Había una vez un hombre que tenia cien soldados, y por eso era llamado de centurión. Mismo siendo importante, él era bueno y se preocupaba por sus empleados. Ocurrió un cierto día, que uno de sus empleado quedo muy enfermo y estaba casi muriéndose. Pobrecito él, ¿No es cierto niño? El centurión se quedó muy triste y pidió a algunos ancianos judíos para que llamen a Jesús para que cure a su siervo enfermo. Aquel centurión había construido un templo (iglesia) para los judíos y, por eso, todos gustaban mucho de él.
Los judíos fueron hasta Jesús y le dieron la noticia del centurión, y Jesús fue hasta el enfermo. Cuando Jesús estaba bien cerca de la casa, el centurión envió algunos amigos para que le diese otro recado, pues había cambiado de idea. ¿Hum será que él se rindió de pedir la cura de su empleado? (Espere la participación).

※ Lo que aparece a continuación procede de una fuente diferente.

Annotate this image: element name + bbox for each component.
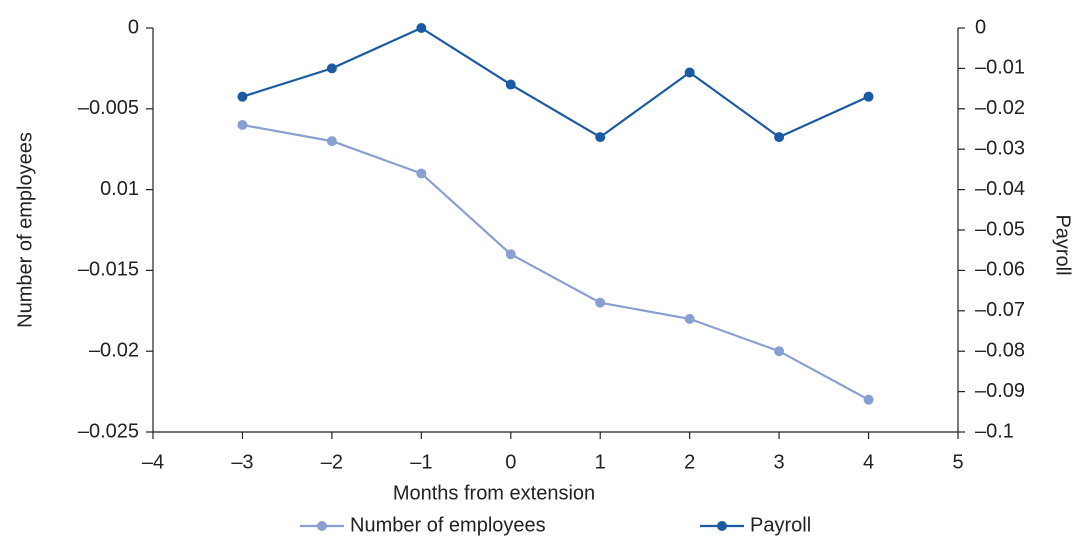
point xyxy=(505,79,516,90)
x-tick-label: 5 xyxy=(952,451,963,473)
y2-tick-label: –0.09 xyxy=(975,380,1025,402)
y2-tick-label: –0.08 xyxy=(975,339,1025,361)
y-axis-title: Number of employees xyxy=(14,132,36,328)
y-tick-label: –0.02 xyxy=(89,339,139,361)
y-tick-label: 0 xyxy=(128,16,139,38)
legend-marker xyxy=(717,521,727,531)
y2-tick-label: –0.02 xyxy=(975,97,1025,119)
y-tick-label: 0.01 xyxy=(100,178,139,200)
y2-tick-label: –0.05 xyxy=(975,218,1025,240)
y-tick-label: –0.015 xyxy=(78,259,139,281)
y2-tick-label: –0.07 xyxy=(975,299,1025,321)
point xyxy=(863,394,874,405)
point xyxy=(595,132,606,143)
point xyxy=(684,67,695,78)
x-axis-title: Months from extension xyxy=(393,482,595,504)
legend-label: Payroll xyxy=(750,514,811,536)
y-tick-label: –0.025 xyxy=(78,420,139,442)
legend-label: Number of employees xyxy=(350,514,546,536)
point xyxy=(416,168,427,179)
x-tick-label: –2 xyxy=(321,451,343,473)
point xyxy=(416,23,427,33)
y-tick-label: –0.005 xyxy=(78,97,139,119)
y2-tick-label: 0 xyxy=(975,16,986,38)
y2-tick-label: –0.04 xyxy=(975,178,1025,200)
x-tick-label: 1 xyxy=(595,451,606,473)
legend-marker xyxy=(317,521,327,531)
point xyxy=(774,346,785,357)
point xyxy=(237,119,248,130)
x-tick-label: –4 xyxy=(142,451,164,473)
y2-tick-label: –0.03 xyxy=(975,137,1025,159)
series-line xyxy=(242,26,870,139)
x-tick-label: 4 xyxy=(863,451,874,473)
y2-tick-label: –0.06 xyxy=(975,259,1025,281)
x-tick-label: 3 xyxy=(774,451,785,473)
y2-axis-title: Payroll xyxy=(1052,214,1073,275)
y2-tick-label: –0.01 xyxy=(975,57,1025,79)
point xyxy=(326,136,337,147)
x-tick-label: –3 xyxy=(231,451,253,473)
x-tick-label: 0 xyxy=(505,451,516,473)
point xyxy=(505,249,516,260)
series-line xyxy=(242,123,870,401)
point xyxy=(684,313,695,324)
point xyxy=(595,297,606,308)
point xyxy=(237,91,248,102)
x-tick-label: –1 xyxy=(410,451,432,473)
point xyxy=(863,91,874,102)
y2-tick-label: –0.1 xyxy=(975,420,1014,442)
point xyxy=(326,63,337,74)
x-tick-label: 2 xyxy=(684,451,695,473)
point xyxy=(774,132,785,143)
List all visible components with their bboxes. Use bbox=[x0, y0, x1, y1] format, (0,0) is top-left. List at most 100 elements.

¿Saben cuál fue el recado? El centurión mandó a decirle que no necesitaba más incomodarlo, pues el Señor es el hijo de Dios y el no merece que entre en la casa de él. Él pidió que el Señor dijese apenas una palabra, pues él tenía la certeza que, después de eso, el enfermo seria curado.

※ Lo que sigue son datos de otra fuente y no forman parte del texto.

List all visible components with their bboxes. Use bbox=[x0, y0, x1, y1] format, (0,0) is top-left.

Amiguitos, aquel centurión tenía mucha fe, pues creía que con una única palabra de Jesús el empleado quedaría curado. El Señor Jesús se quedó tan contento con la fe de aquel centurión, que dijo para las personas que estaban con Él: Nunca vi tanta fe como esta, ni mismo en el pueblo de Israel, que es el pueblo escogido por Dios.
Y cuando los amigos llegaron a la casa del centurión, el siervo estaba libre de la enfermedad. ¡Viva!
CONCLUSIÓN
El centurión sabía que había poder en las palabras de Jesús, ¿Ustedes sabían que en nuestras palabras también hay poder? Sí, hay poder. Por eso debemos siempre decir buenas y agradables palabras que bendicen a todos los que escuchan. ¿Ustedes entendieron?